We will suppose you want to represent a subset $S \subset \{0\ldots n-1\}$, where $\left| S \right| = m$. There are ${n \choose m}$ such subsets, so we need at least $\log_2 {n \choose m}$ bits to represent any subset. What you want is a data structure which uses about that much space, and which supports a membership test in close to constant time.
First, a quick note on measuring time vs space requirements. In the case of time, we customarily measure in big-oh (e.g. $O(1)$) because what we're really interested in, the time measured on a clock, depends on the language, compiler, hardware, etc.
In the case of space requirements, however, we can measure the space usage in bits, because we customarily measure space in bits, not in physical units (e.g. cubic metres of RAM).
If information theory tells us that we need at least $f(n)$ bits to store some data structure. Then:
- If we have a data structure which uses $f(n) + O(1)$ bits, we call it implicit.
- If we have a data structure which uses $f(n) + O(f(n)) = f(n) (1 + O(1))$ bits, we call it compact. Intuitively, the $O(1)$ means "constant relative overhead".
- If we have a data structure which uses $f(n) + o(f(n)) = f(n) (1 + o(1))$ bits, we call it succinct. Intuitively this means that as the data structure gets bigger, the relative overhead eventually becomes negligible.
Additionally, we will use the word RAM model and assume that the machine word size is $\Theta(\log n)$, that is, that an "integer" can be stored in a constant number of words.
If the subset is "dense", that is if $m \approx \frac{n}{2}$, then $\log_2 {n \choose m} \approx n$, so in that case you can't do better than a bit vector.

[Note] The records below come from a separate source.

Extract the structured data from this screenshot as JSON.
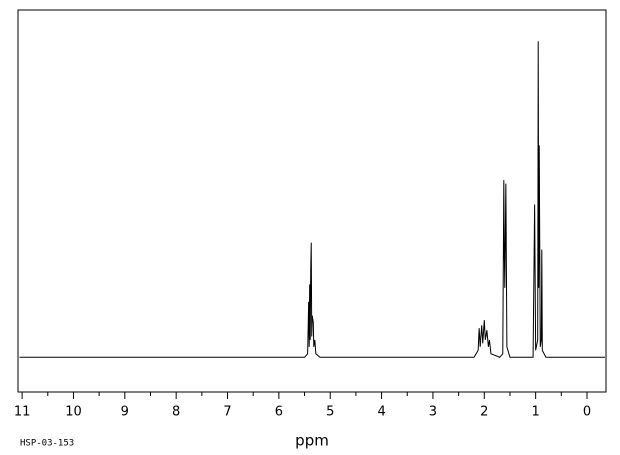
{
  "chart_data": {
    "type": "line",
    "x_label": "ppm",
    "footnote": "HSP-03-153",
    "color": "#000000",
    "x": [
      11.05,
      5.5,
      5.44,
      5.42,
      5.41,
      5.4,
      5.39,
      5.38,
      5.37,
      5.36,
      5.35,
      5.33,
      5.32,
      5.3,
      5.28,
      5.2,
      2.2,
      2.12,
      2.1,
      2.08,
      2.05,
      2.03,
      2.0,
      1.98,
      1.95,
      1.92,
      1.9,
      1.87,
      1.7,
      1.64,
      1.62,
      1.61,
      1.6,
      1.59,
      1.58,
      1.56,
      1.5,
      1.05,
      1.02,
      1.0,
      0.96,
      0.95,
      0.94,
      0.93,
      0.91,
      0.89,
      0.88,
      0.87,
      0.8,
      -0.35
    ],
    "values": [
      0,
      0,
      1,
      16,
      3,
      21,
      5,
      25,
      33,
      6,
      12,
      10,
      3,
      5,
      1,
      0,
      0,
      2,
      8.4,
      3,
      9.2,
      4,
      10.7,
      5,
      7.8,
      3,
      5,
      1,
      0,
      1,
      51,
      30,
      20,
      35,
      50,
      3,
      0,
      0,
      44,
      2,
      5,
      91,
      20,
      61,
      3,
      5,
      31,
      2,
      0,
      0
    ],
    "xlim": [
      11.08,
      -0.37
    ],
    "ylim": [
      -10,
      100
    ],
    "xticks": [
      11,
      10,
      9,
      8,
      7,
      6,
      5,
      4,
      3,
      2,
      1,
      0
    ],
    "xminorticks": [
      10.5,
      9.5,
      8.5,
      7.5,
      6.5,
      5.5,
      4.5,
      3.5,
      2.5,
      1.5,
      0.5
    ]
  }
}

Things get more interesting when the set is sparse or almost full. If $m > \frac{n}{2}$, you can always store the complement of the subset instead. So we can just consider the case of a sparse subset where $m < \frac{n}{2}$.

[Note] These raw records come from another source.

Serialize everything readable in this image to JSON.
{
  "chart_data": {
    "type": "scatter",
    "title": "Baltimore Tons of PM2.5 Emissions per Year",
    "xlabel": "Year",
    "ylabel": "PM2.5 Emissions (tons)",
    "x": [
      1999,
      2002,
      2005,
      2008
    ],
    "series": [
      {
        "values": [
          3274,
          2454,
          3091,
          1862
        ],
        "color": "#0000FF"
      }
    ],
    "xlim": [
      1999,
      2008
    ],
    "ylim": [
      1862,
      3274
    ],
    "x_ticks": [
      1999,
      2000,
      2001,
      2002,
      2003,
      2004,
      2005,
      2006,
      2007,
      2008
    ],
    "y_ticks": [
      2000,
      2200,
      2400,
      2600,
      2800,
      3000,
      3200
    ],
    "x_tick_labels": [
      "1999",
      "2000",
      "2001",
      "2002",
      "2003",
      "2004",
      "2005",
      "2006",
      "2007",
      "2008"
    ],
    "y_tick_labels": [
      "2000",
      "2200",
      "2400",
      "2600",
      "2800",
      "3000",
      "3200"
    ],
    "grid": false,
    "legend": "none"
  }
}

The esp variant from that paper uses $n H_0(S) + o(n)$ bits of storage, and supports both rank and select queries in $O(1)$ time assuming the word-RAM model. Since a membership test can be trivially implemented with two rank queries, this supports membership tests in $O(1)$ time, and the space requirement is essentially a zero-order entropy compressed representation of the subset plus some overhead. This is pretty good, but if $m \ll n$, the $o(n)$ overhead term dominates the space requirement.
Because of this, the sdarray variant is more practical for sparse sets. The space requirement for sdarray is $m \log_2 \frac{n}{m} + 2m + o(m)$ bits, although if you only need membership tests, this can be reduced to $m \log_2 \frac{n}{m} + m + o(m)$ bits. Note if $m\ll n$, $\log_2 {n \choose m} \approx m \log_2 \frac{n}{m}$ and so this data structure is succinct. A membership test query takes $O(\log \frac{n}{m}) + O(\log^4 m/\log n)$ time in the worst case, but is typically constant in practice.